Using site-specific installations that infuse the Museum’s utilitarian spaces with art, the Audible Interruptions series brings unique and unexpected auditory experiences to familiar areas such as hallways, restrooms, and elevators. This summer St. Louis-based artists Cameron Fuller, Van McElwee, and Sarah Paulsen present new work in the restrooms and first-floor hallway.
Using sound to evoke specific colors and imagery, Van McElwee’s works Tertiary Pastels and Dark Green explore and challenge conventional notions of gender. Installed in CAM’s restrooms, the stereo sound fields reverse the traditional gender associations connected to the colors in the their names. Tertiary Pastels, located in the men’s room, consists of manipulated field recordings McElwee made in Beijing of Chinese schoolgirls reciting lessons in unison. In the women’s room, Dark Green is made up of bird sounds, evoking a forest at dusk, with plant greens drifting to black. Headphones placed outside of each room will enable listeners to experience both works.
Located in the first-floor hallway, Echo, by Cameron Fuller and Sarah Paulsen, consists of an experimental stop-motion animation video and sound compositions that reflect the physical space of the hall. Using source material from St. Louis and Paris, and combining sound with footage shot on 8mm film and digital video, the work examines the way in which different cultures define and relate to geometry and space.
Audible Interruptions is guest curated by St. Louis-based artist, musician, and engineer Kevin Harris.
Van McElwee (b. 1948, Meridian, Mississippi) lives and works in St. Louis. His single-channel sound works, installations, and web projects have been exhibited extensively worldwide, and he has received numerous grants and awards, including the John Simon Guggenheim Memorial Foundation Fellowship, the American Film Institute Independent Filmmaker Award, the National Endowment for the Arts Independent Production Fund, and a travel grant from the Government of India.
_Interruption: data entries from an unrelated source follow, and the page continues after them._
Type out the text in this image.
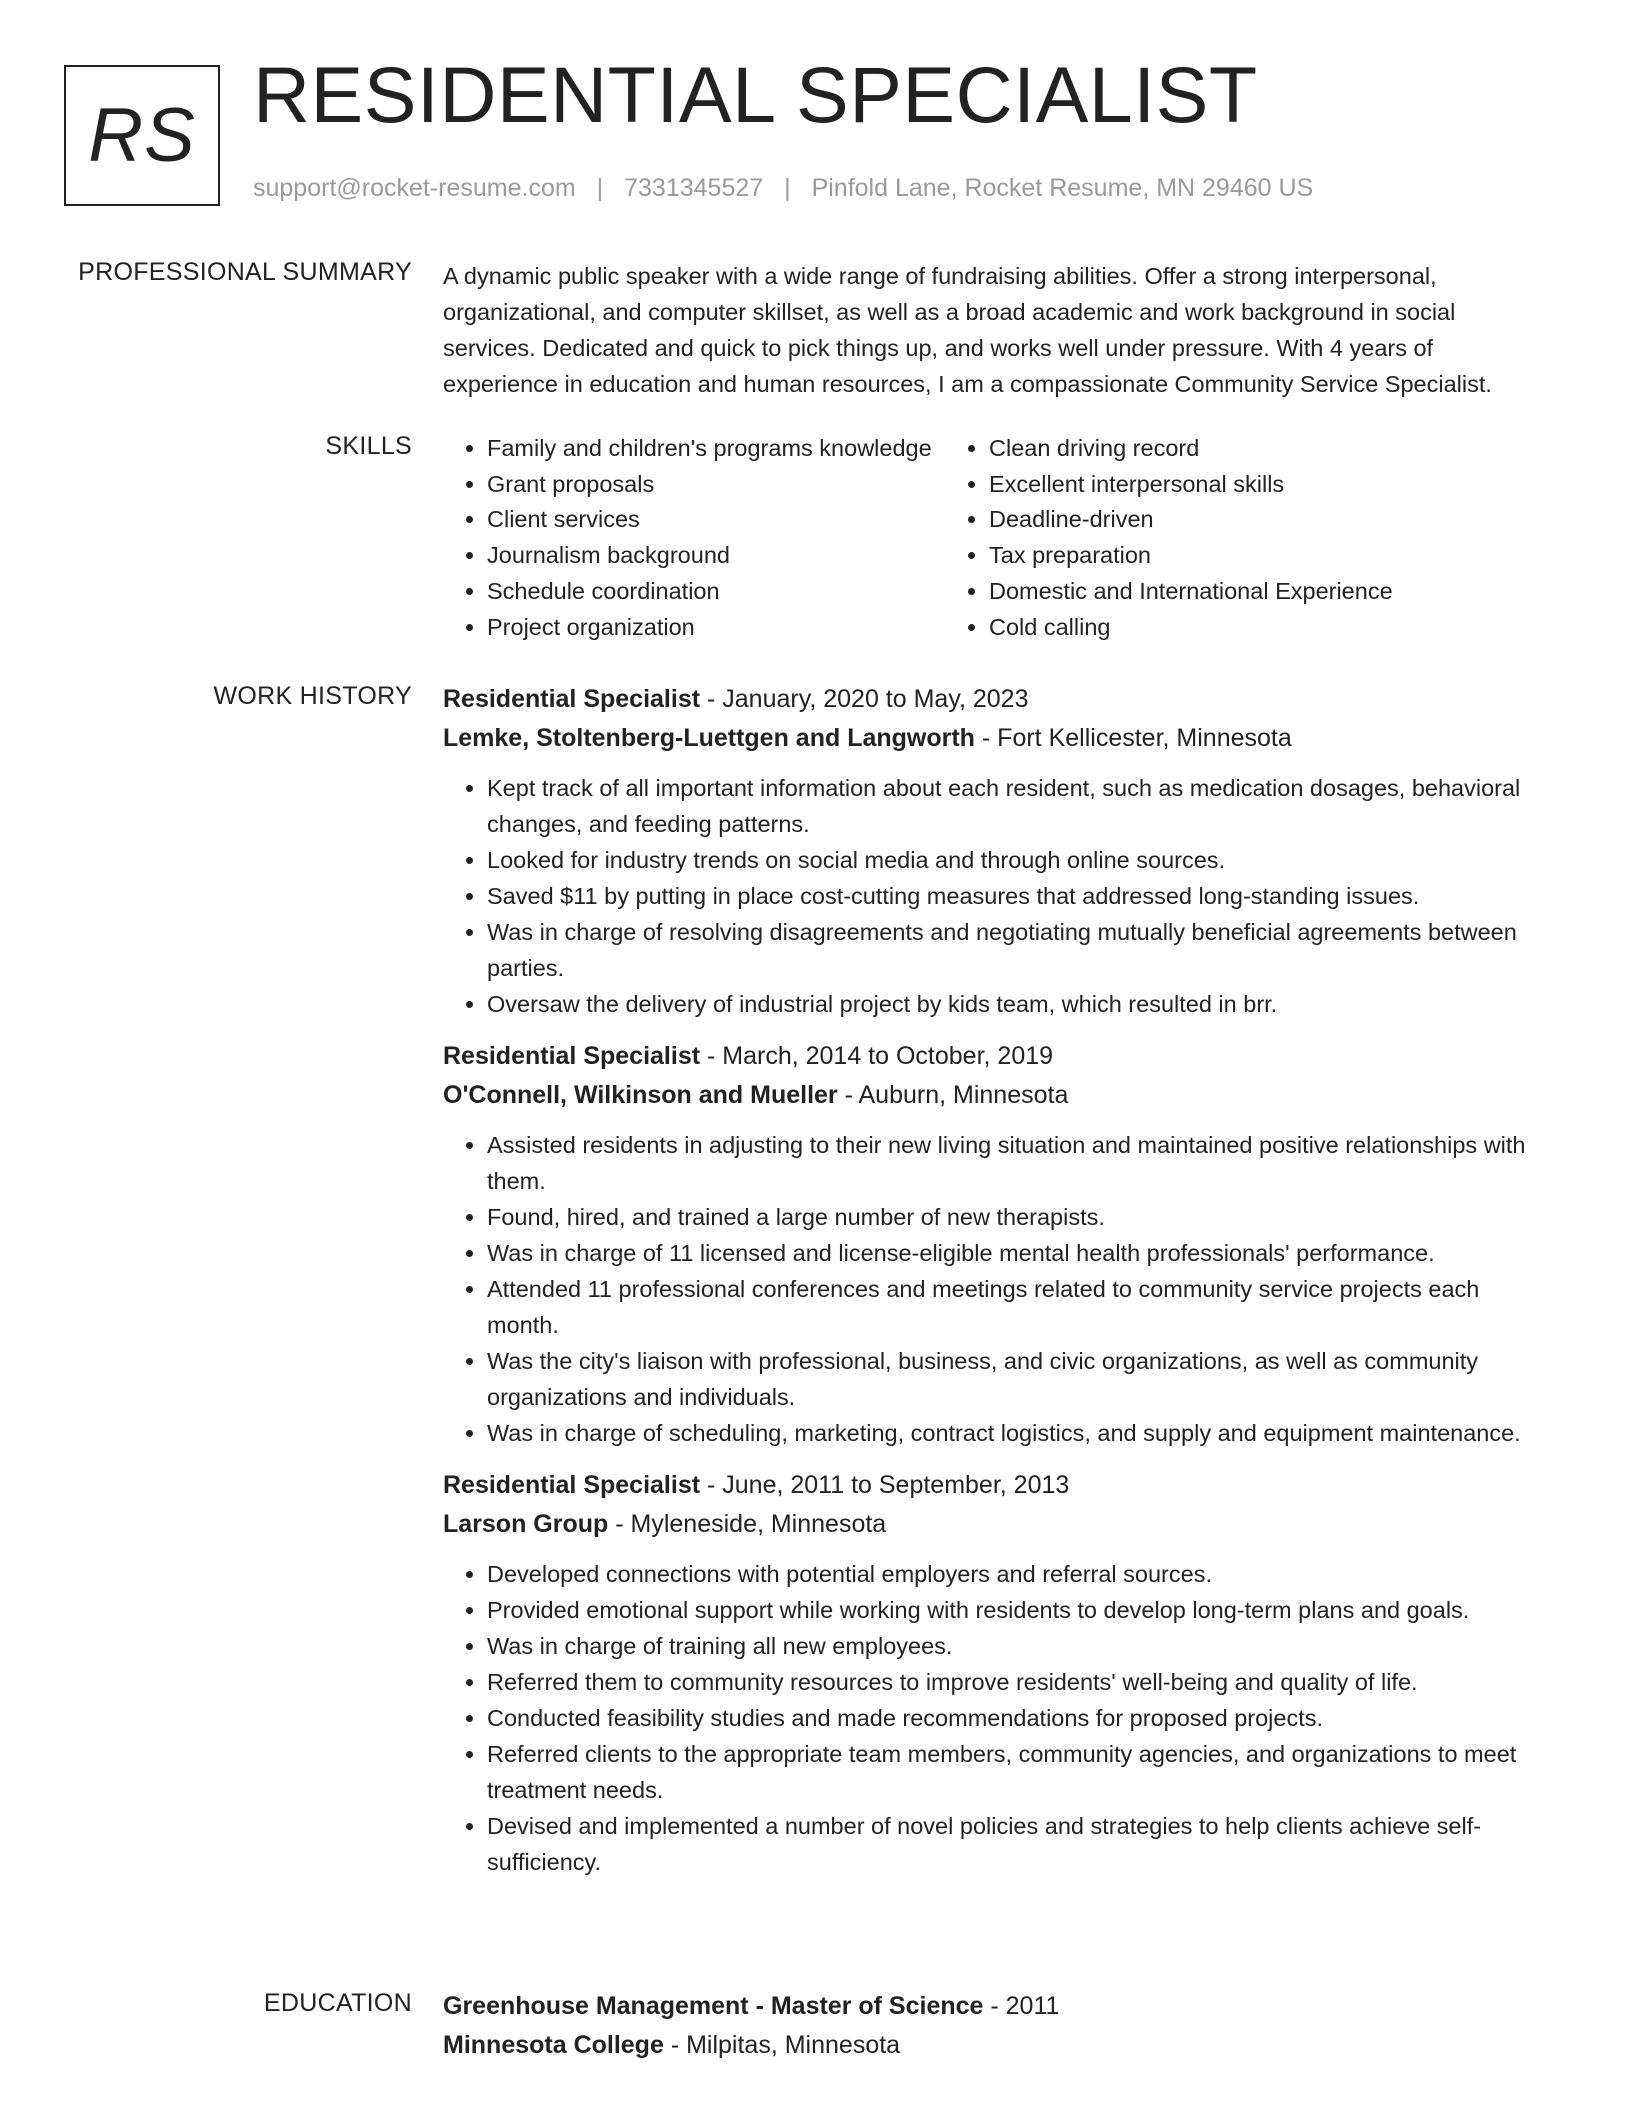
RS RESIDENTIAL SPECIALIST
support@rocket-resume.com | 7331345527 | Pinfold Lane, Rocket Resume, MN 29460 US
PROFESSIONAL SUMMARY A dynamic public speaker with a wide range of fundraising abilities. Offer a strong interpersonal, organizational, and computer skillset, as well as a broad academic and work background in social services. Dedicated and quick to pick things up, and works well under pressure. With 4 years of experience in education and human resources, I am a compassionate Community Service Specialist.

SKILLS
•	Family and children's programs knowledge
• Grant proposals
• Client services
• Journalism background
• Schedule coordination
• Project organization
• Clean driving record
• Excellent interpersonal skills
• Deadline-driven
• Tax preparation
• Domestic and International Experience
• Cold calling
WORK HISTORY Residential Specialist - January, 2020 to May, 2023
Lemke, Stoltenberg-Luettgen and Langworth - Fort Kellicester, Minnesota
• Kept track of all important information about each resident, such as medication dosages, behavioral changes, and feeding patterns.
• Looked for industry trends on social media and through online sources.
• Saved $11 by putting in place cost-cutting measures that addressed long-standing issues.
• Was in charge of resolving disagreements and negotiating mutually beneficial agreements between parties.
• Oversaw the delivery of industrial project by kids team, which resulted in brr.
Residential Specialist - March, 2014 to October, 2019
O'Connell, Wilkinson and Mueller - Auburn, Minnesota
• Assisted residents in adjusting to their new living situation and maintained positive relationships with them.
• Found, hired, and trained a large number of new therapists.
• Was in charge of 11 licensed and license-eligible mental health professionals' performance.
• Attended 11 professional conferences and meetings related to community service projects each month.
• Was the city's liaison with professional, business, and civic organizations, as well as community organizations and individuals.
• Was in charge of scheduling, marketing, contract logistics, and supply and equipment maintenance.
Residential Specialist - June, 2011 to September, 2013
Larson Group - Myleneside, Minnesota
• Developed connections with potential employers and referral sources.
• Provided emotional support while working with residents to develop long-term plans and goals.
• Was in charge of training all new employees.
• Referred them to community resources to improve residents' well-being and quality of life.
• Conducted feasibility studies and made recommendations for proposed projects.
• Referred clients to the appropriate team members, community agencies, and organizations to meet treatment needs.
• Devised and implemented a number of novel policies and strategies to help clients achieve self-sufficiency.
EDUCATION Greenhouse Management - Master of Science - 2011
Minnesota College - Milpitas, Minnesota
McElwee is represented by The Kitchen in New York, Bruno David Gallery in St. Louis, Heure Exquise! in France, LUX in the UK, the Inter Media Art Institute in Germany, and Trabant Gallery in Austria.
Sarah Paulsen (b. 1977, Ames, Iowa) lives and works in St. Louis, where she teaches art and animation at the Saint Louis Art Museum, Marian Middle School, and the St. Louis Community College, Forest Park. An artist, filmmaker, and community organizer, Paulsen has exhibited work widely nationally and locally. A 2010 Regional Arts Commission CAT Institute fellow, Paulsen founded the annual People’s Joy Parade on Cherokee Street, which will soon be in its sixth year. Paulsen holds a BA in visual art from the University of Missouri, Columbia, and an MFA from the Sam Fox School of Design and Visual Art at Washington University in St. Louis.
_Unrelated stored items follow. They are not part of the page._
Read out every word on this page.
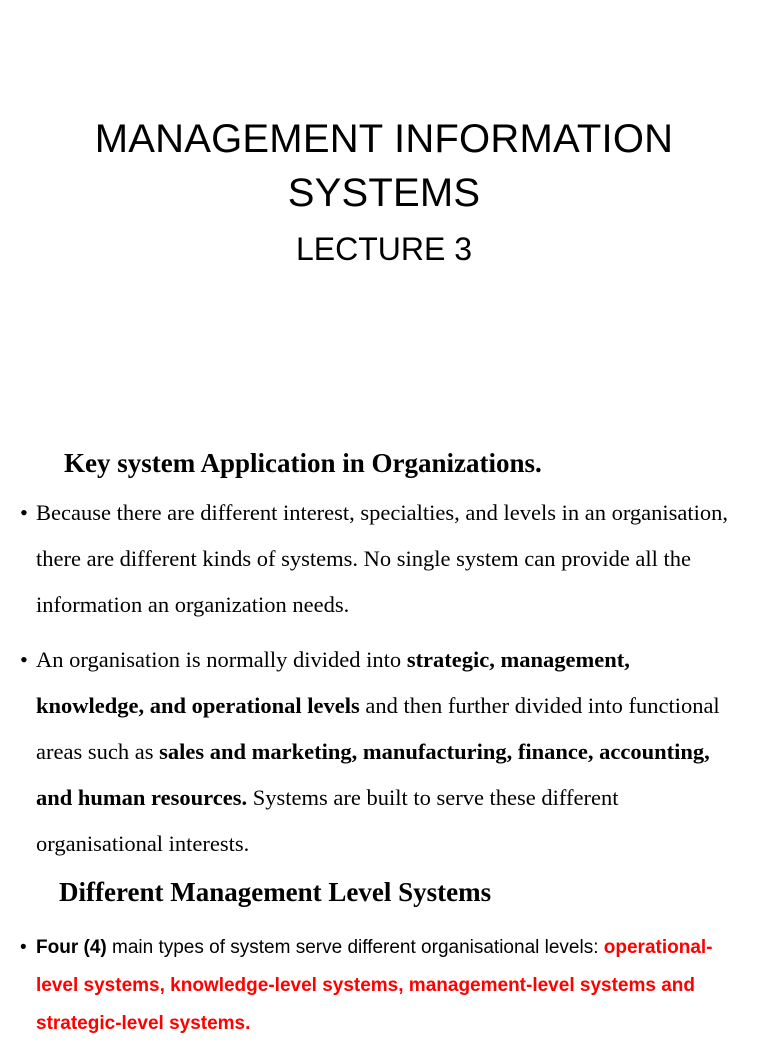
MANAGEMENT INFORMATION
SYSTEMS
LECTURE 3
Key system Application in Organizations.

• Because there are different interest, specialties, and levels in an organisation, there are different kinds of systems. No single system can provide all the information an organization needs.

• An organisation is normally divided into strategic, management, knowledge, and operational levels and then further divided into functional areas such as sales and marketing, manufacturing, finance, accounting, and human resources. Systems are built to serve these different organisational interests.

Different Management Level Systems

• Four (4) main types of system serve different organisational levels: operational-level systems, knowledge-level systems, management-level systems and strategic-level systems.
Cameron Fuller (b. 1975, Chehalis, Washington) lives and works in St. Louis. His installations have been shown at Fort Gondo, White Flag Projects, Maps Contemporary Art Space, and Gallery 210 in St. Louis and at La Esquina in Kansas City. Since 2008 Fuller has collaborated on installations with Sarah Paulsen at Laumeier Sculpture Park and Open Lot in St. Louis and the Foundry Art Centre and St. Charles Community College in St. Charles, Missouri. He holds a BA in printmaking from San Francisco State University and an MFA from Sam Fox School of Design and Visual Art at Washington University in St. Louis.
Kevin Harris (b. 1975, Oklahoma City) lives and works in St. Louis. The former proprietor and curator of Floating Laboratories, a St. Louis multimedia performance space, Harris’s most recent artwork uses multi-channel audio and video synthesis to present complex sensory environments.